Staff had received safeguarding training and records showed when they needed to complete refresher training. The manager informed us the training was embedded into staff culture and practice through competency observations. The service manager told us they had looked at staffing across the business to ensure that staffing met the needs of people.Infection prevention and control
The provider assessed and managed the risk of infection and told us they would raise anything with appropriate agencies promptly. People told us staff supported them to keep their home clean.
Staff completed infection prevention and control (IPC) training and told us they had access to all the personal protective equipment they needed. We saw IPC audits had been completed and evidence of cleaning schedules in people’s homes which were being followed. Where possible, people were cleaning their rooms and helping in communal areas.
Medicines optimisation
The provider made sure medicines and treatments were safe and met people’s needs, capacities and preferences. Staff involved people in planning their medicines support, including when changes happened. Staff and managers felt confident to challenge decisions of partnership organisations. Managers told us a person’s medication was changed. The change was trialled and the provider fed back to the prescriber that the change had not worked for the person.
People told us staff provided good support for them to take their medicines. Staff had completed training in the safe management of medicines and leaders regularly observed their practice, to ensure they were doing this safely. Some people had their medicines in their bedrooms and processes were in place to enable them to self-manage this.
Where some people lacked capacity to take their own medicines, records showed these medicines were stored in a central medicines store area within people’s homes.
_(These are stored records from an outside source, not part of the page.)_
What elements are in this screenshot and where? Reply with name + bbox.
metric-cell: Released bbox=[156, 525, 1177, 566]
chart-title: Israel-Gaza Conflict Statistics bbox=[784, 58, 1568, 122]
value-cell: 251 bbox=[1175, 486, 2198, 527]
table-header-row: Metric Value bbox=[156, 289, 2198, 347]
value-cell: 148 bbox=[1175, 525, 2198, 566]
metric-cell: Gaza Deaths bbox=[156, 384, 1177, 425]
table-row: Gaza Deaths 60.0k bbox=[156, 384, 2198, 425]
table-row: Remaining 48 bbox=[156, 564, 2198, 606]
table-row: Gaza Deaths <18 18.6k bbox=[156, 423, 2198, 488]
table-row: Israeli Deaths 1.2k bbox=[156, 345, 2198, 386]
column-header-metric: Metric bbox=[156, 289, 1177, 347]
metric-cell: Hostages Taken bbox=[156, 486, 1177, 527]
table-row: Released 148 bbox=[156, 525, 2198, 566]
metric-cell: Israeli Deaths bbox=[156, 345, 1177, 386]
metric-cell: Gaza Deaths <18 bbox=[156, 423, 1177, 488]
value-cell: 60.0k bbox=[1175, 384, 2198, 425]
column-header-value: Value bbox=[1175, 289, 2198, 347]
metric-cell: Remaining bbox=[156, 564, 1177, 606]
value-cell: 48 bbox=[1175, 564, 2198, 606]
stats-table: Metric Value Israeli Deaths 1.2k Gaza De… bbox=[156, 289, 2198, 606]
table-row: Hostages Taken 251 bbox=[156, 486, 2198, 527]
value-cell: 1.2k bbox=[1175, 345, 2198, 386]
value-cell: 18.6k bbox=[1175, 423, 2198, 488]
This had been risk assessed and capacity assessments were undertaken.
People were supported to have regular reviews of their medicines with their doctor. This ensured they were not prescribed more medicine than necessary. Any medicines errors were documented and raised in the appropriate way. All people had medicine risk assessments and guidelines in place. This ensured people were taking the right medicines at the right time. This was evidence by the medication administration record.